拙い文だとは思いますがよろしくお願いします。
お楽しみいただければ幸いです!
何気ない夕食後のひと時に事件は起こった。
いつものように双子の妹ルビィと共にスクールアイドル雑誌を読んでいた僕、黒澤サファイアに言葉の爆弾が投げ込まれた。
「サファイアお前、浦の星女に行く気はないか?」
それは明日の予定でも聞くような軽いノリで。
「は?」
気の抜けた声が口から漏れた。
ちなみにこの場には僕、ルビィそして父様しかいない。
「なんだ聞こえなかったか? 浦の星に行かないか?」
聞き間違いではないらしい。なら残る可能性は……
「もしかして父様、僕の性別まだ間違ってる?」
「そのことまだ気にしてたのか。今回は真面目な話だ。男だからこの話をしたとうべきか……」
中学二年のころにダイヤ暴走コスプレ事件という事件が我が家で起きて以来家族そろって僕を女の子扱いしていじって来たりすることがよくあるので今回もそれだと決めつけていたのだが、どうやら真面目に女子高に通わせたいらしい。
「…………」
「本当に真面目な話だ。今から話すことは、誰にも誰にも言うなよ。実は―――。」
父様の話を要約すると、浦の星女学院には現在共学にしようという話があるらしい。
正式決定は2年後の予定だが、テスト生を入学させて様子を見たいという意見が多いらしく今そのテスト生を探しているところらしい。しかし誰も引き受けてくれないらしい。
「話は理解できたけどさすがにちょっとな」
「その話ほんと?」
僕の言葉遮ったのはルビィだった。そういえばテーブル下にいるの忘れてた。
「お兄ちゃん浦の星に入学できるのっ?」
なぜか嬉しそうに父様に確認をとるルビィ。
「ルビィ残念だけど僕は浦の星には入らないよ」
ルビィには悪いがこればかりは受けられない。
「えっ?」
さっきまでの笑顔は消え去り、今にも泣きだしそうになってしまった。
「お兄ちゃんはルビィと一緒の高校は嫌なの?」
「いや……それはーその」
特に悪いことをしてるわけじゃないけどなにこの罪悪感。
じりじりと居心地の悪い感じが場を支配していくような気がする。助けを求めて視線をさまよわせると、父様と目があった。
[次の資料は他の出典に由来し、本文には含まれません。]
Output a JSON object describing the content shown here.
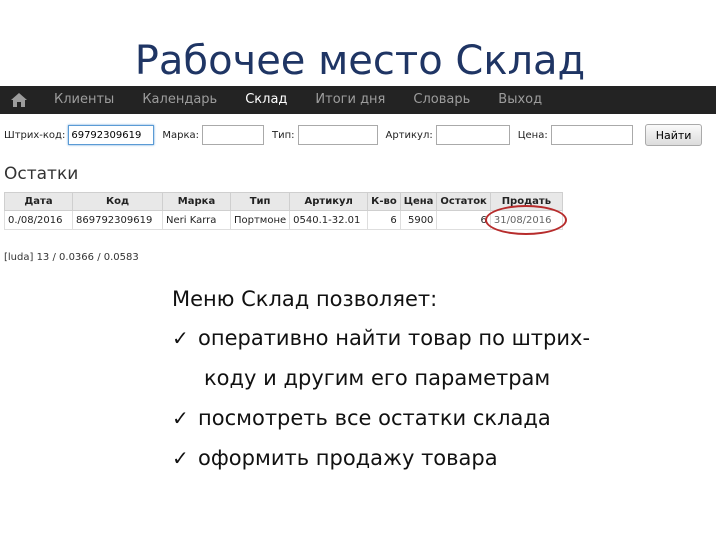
{
  "slide": {
    "title": "Рабочее место Склад"
  },
  "navbar": {
    "items": [
      {
        "label": "Клиенты"
      },
      {
        "label": "Календарь"
      },
      {
        "label": "Склад"
      },
      {
        "label": "Итоги дня"
      },
      {
        "label": "Словарь"
      },
      {
        "label": "Выход"
      }
    ],
    "active_index": 2
  },
  "search": {
    "barcode_label": "Штрих-код:",
    "barcode_value": "69792309619",
    "mark_label": "Марка:",
    "type_label": "Тип:",
    "article_label": "Артикул:",
    "price_label": "Цена:",
    "find_label": "Найти"
  },
  "stock": {
    "title": "Остатки",
    "headers": [
      "Дата",
      "Код",
      "Марка",
      "Тип",
      "Артикул",
      "К-во",
      "Цена",
      "Остаток",
      "Продать"
    ],
    "rows": [
      [
        "0./08/2016",
        "869792309619",
        "Neri Karra",
        "Портмоне",
        "0540.1-32.01",
        "6",
        "5900",
        "6",
        "31/08/2016"
      ]
    ]
  },
  "status": {
    "user_line": "[luda] 13 / 0.0366 / 0.0583"
  },
  "features": {
    "intro": "Меню Склад позволяет:",
    "items": [
      {
        "line1": "оперативно найти товар по штрих-",
        "line2": "коду и другим его параметрам"
      },
      {
        "line1": "посмотреть все остатки склада"
      },
      {
        "line1": "оформить продажу товара"
      }
    ]
  },
  "colors": {
    "title": "#1f3564",
    "navbar_bg": "#232323",
    "highlight_oval": "#b72c2c"
  }
}
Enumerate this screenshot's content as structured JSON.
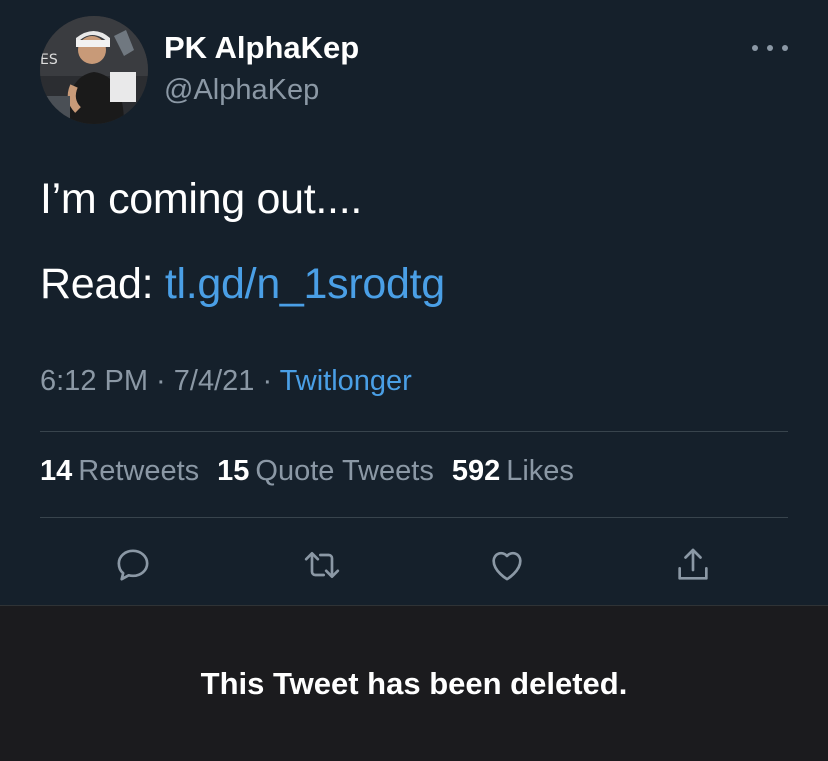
{
  "tweet": {
    "author": {
      "display_name": "PK AlphaKep",
      "handle": "@AlphaKep"
    },
    "text_line1": "I’m coming out....",
    "text_line2_prefix": "Read: ",
    "link_text": "tl.gd/n_1srodtg",
    "time": "6:12 PM",
    "separator": " · ",
    "date": "7/4/21",
    "source": "Twitlonger",
    "stats": {
      "retweets_count": "14",
      "retweets_label": "Retweets",
      "quotes_count": "15",
      "quotes_label": "Quote Tweets",
      "likes_count": "592",
      "likes_label": "Likes"
    },
    "actions": [
      "reply-icon",
      "retweet-icon",
      "like-icon",
      "share-icon"
    ]
  },
  "notice": {
    "text": "This Tweet has been deleted."
  },
  "colors": {
    "background": "#15202b",
    "link": "#4a9fe6",
    "muted": "#8b98a5",
    "divider": "#38444d"
  }
}
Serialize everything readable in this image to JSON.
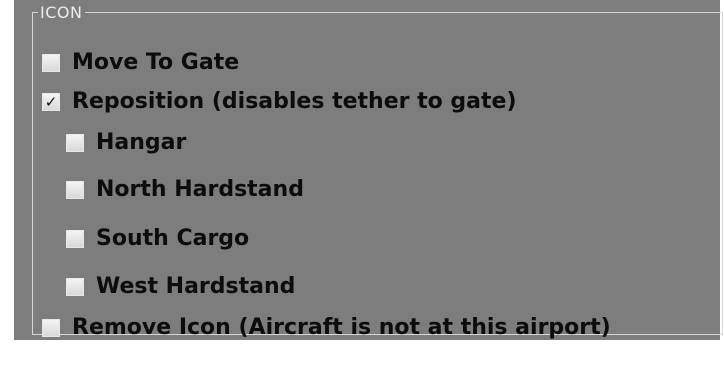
{
  "group": {
    "title": "ICON"
  },
  "options": {
    "move_to_gate": {
      "label": "Move To Gate",
      "checked": false
    },
    "reposition": {
      "label": "Reposition (disables tether to gate)",
      "checked": true,
      "check_glyph": "✓"
    },
    "hangar": {
      "label": "Hangar",
      "checked": false
    },
    "north_hardstand": {
      "label": "North Hardstand",
      "checked": false
    },
    "south_cargo": {
      "label": "South Cargo",
      "checked": false
    },
    "west_hardstand": {
      "label": "West Hardstand",
      "checked": false
    },
    "remove_icon": {
      "label": "Remove Icon (Aircraft is not at this airport)",
      "checked": false
    }
  },
  "colors": {
    "panel_background": "#7d7d7d",
    "frame_border": "#d6d6d6",
    "title_text": "#ececec",
    "label_text": "#0c0c0c"
  }
}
しかし野望達成目前の悪役のように凶悪笑みを浮かべるだけで助ける気はなさそうだ。まあ当然か……。
ついに罪悪感に耐え兼ね僕は、父様に告げた。
「分かった浦の星行くよ」
「そうかそうか行ってくれるか!! 早速連絡をしてこよう」
無駄にさわやかな笑みを浮かべて足早に退室していった。僕もそれに続こうと歩き出したたところに服の裾をつかまれた。
「お兄ちゃんわがまま言ってごめんなさい」
「あくまで僕が決めたことだからルビィが謝ることないさ」
僕は思っていた以上に妹によわいらしい。もう姉さんをからかえないな。